どんなに闇に染まったとしても、俺の……俺たちメンバーの、声が届くと信じて。
どれくらい時間が経ったのだろう。
💜「おい、あべ!あべ……!」
どれだけ呼びかけても、あべちゃんが反応することはなかった。
「はぁ……懲りないですね。無駄だと言っているではありませんか」
ため息混じりに言うフリーズを、俺はキッと睨みつける。
💜「無駄なんかじゃない……!あべちゃんならきっと、俺に気づいてくれる……!」
だって、あべは俺の同期だから……!大切な大切なメンバーだから……!
💜「はぁ!!」
力を込めてサイコキネシスを放ち、弱い敵たちを一掃する。屋上には、俺とフリーズ、洗脳されたあべちゃんの3人だけが残った。
「それでは……もうこうするしかありませんね。阿部様」
パチン
フリーズがあべちゃんに声をかけ、指を鳴らした瞬間。ずっと動きを止めていたあべちゃんがゆっくりと動き出した。かと思えば……
💜「……!?」
俺に鋭い視線を向け、素早く攻撃を繰り出してきた。
💜「そんな……あべちゃん、俺だよ……!!」
💚「……」
勢いよく飛びかかってきて、1体1の接近戦になる。あべちゃんの強さは知っていたけれど、フリーズの術式もあいまってか、いつもとは全く違う力だった。
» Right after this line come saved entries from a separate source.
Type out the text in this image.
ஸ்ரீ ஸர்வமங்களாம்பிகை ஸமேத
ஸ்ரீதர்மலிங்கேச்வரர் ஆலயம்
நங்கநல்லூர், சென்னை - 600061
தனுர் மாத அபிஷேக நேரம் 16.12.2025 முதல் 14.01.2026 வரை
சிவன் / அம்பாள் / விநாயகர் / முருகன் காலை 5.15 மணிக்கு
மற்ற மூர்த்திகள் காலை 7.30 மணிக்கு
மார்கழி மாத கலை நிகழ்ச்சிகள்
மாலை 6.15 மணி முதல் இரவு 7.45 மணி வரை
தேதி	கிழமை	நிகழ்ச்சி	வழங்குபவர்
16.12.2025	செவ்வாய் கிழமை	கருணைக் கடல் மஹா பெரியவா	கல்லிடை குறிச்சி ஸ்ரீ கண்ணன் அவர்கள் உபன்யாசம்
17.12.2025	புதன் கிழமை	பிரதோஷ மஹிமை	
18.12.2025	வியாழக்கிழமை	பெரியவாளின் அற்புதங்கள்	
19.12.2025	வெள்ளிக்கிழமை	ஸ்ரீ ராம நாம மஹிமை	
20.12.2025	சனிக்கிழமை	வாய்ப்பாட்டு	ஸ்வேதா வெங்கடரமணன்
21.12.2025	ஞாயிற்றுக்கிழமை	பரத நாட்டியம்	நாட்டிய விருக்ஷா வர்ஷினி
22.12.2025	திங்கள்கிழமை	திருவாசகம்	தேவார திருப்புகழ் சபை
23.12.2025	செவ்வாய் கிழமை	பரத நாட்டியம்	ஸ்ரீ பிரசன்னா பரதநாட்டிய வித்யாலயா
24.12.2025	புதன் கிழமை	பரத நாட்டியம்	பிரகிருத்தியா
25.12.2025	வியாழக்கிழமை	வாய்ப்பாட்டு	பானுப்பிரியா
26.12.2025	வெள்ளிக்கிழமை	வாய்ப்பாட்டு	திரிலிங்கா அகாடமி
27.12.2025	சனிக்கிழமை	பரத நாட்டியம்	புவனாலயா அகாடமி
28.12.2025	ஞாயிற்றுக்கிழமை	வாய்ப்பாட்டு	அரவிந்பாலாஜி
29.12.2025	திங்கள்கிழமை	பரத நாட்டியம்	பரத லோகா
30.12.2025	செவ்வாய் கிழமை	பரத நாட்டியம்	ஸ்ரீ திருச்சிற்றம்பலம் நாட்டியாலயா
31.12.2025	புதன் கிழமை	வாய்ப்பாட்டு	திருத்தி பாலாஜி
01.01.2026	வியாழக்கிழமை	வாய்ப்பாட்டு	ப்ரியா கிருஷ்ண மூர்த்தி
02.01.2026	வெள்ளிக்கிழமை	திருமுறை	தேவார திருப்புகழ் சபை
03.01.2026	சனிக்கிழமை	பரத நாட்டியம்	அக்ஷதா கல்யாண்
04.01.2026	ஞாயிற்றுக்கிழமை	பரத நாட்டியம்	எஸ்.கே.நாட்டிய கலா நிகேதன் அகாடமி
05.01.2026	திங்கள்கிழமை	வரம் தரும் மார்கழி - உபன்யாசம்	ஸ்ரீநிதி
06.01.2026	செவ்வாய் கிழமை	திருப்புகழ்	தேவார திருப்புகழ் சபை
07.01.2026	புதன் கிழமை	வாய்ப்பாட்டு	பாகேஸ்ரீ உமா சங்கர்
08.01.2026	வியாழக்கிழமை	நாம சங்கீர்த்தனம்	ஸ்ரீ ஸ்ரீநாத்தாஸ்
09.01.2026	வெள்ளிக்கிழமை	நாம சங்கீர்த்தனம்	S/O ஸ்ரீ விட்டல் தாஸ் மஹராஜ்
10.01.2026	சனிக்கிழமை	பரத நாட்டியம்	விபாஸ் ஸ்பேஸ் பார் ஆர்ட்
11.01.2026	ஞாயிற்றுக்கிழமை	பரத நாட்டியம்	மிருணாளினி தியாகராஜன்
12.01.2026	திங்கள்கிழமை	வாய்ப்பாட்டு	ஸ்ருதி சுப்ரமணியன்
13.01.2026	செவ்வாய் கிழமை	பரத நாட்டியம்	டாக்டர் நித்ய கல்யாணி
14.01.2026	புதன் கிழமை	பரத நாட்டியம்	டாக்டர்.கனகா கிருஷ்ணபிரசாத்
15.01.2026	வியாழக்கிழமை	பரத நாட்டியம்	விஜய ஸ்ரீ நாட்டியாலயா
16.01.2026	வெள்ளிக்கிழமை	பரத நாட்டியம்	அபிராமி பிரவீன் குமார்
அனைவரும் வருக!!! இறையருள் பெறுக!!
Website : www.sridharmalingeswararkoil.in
俺が反撃する隙もないほど、次々と繰り出される攻撃。俺は、自分の身を守ることで精一杯だった。それでもずっと、俺はあべに呼びかける。
💜「あべ!あべ……!そっちはダメだって、戻ってきてよ……!!」
💚「……」
💜「あべぇ……!!」
俺の目から、涙が零れてくる。本当に、俺の声はあべに届いていないのか……?
俺たちメンバーの言葉が届くことは、もう無いのか……?
絶望の淵にいる俺の様子を見て、満足そうに微笑むフリーズ。
「いいですねぇ……仲間同士の戦いほど、醜く素晴らしいものはありません……!」
💜「チッ……」
フリーズの言葉に気を取られたその一瞬の隙に、あべは攻撃の種類を変えた。対応が遅れた俺は、その攻撃に当たってしまった。
💜「ぐあっ……!」
屋上の床を少し転がるも、俺は攻撃ダメージに耐える。だが、一気にたくさん動いた反動で、横になってしまった体を起こすことが出来なかった。
「おや……もう終わりですか?」
起き上がろうとするも、腕に力が入らない。少しずつ、あべちゃんが俺に近づいてくる。このままだと、俺は闇に染まったあべちゃんに……
嫌な想像が脳裏をよぎる。
でも俺は、さっきまでとの小さな違いに気がついた。
💜「あべちゃんの、目が……」
あべちゃんの黒く光る目の奥に、緑の光が少し見えていた。
💜(もしかして、あべちゃんの意識が戻ってきた……?)
僅かな希望を胸に、俺はなんとか立ち上がって再び声をかける。
💜「あべちゃん……俺だよ、ふっか!深澤、辰哉……!」
今ならきっと、俺の声がしっかり届くはず……。すると、
💚「……ふっ、か?」
あべちゃんが、俺の名前を呼んだ。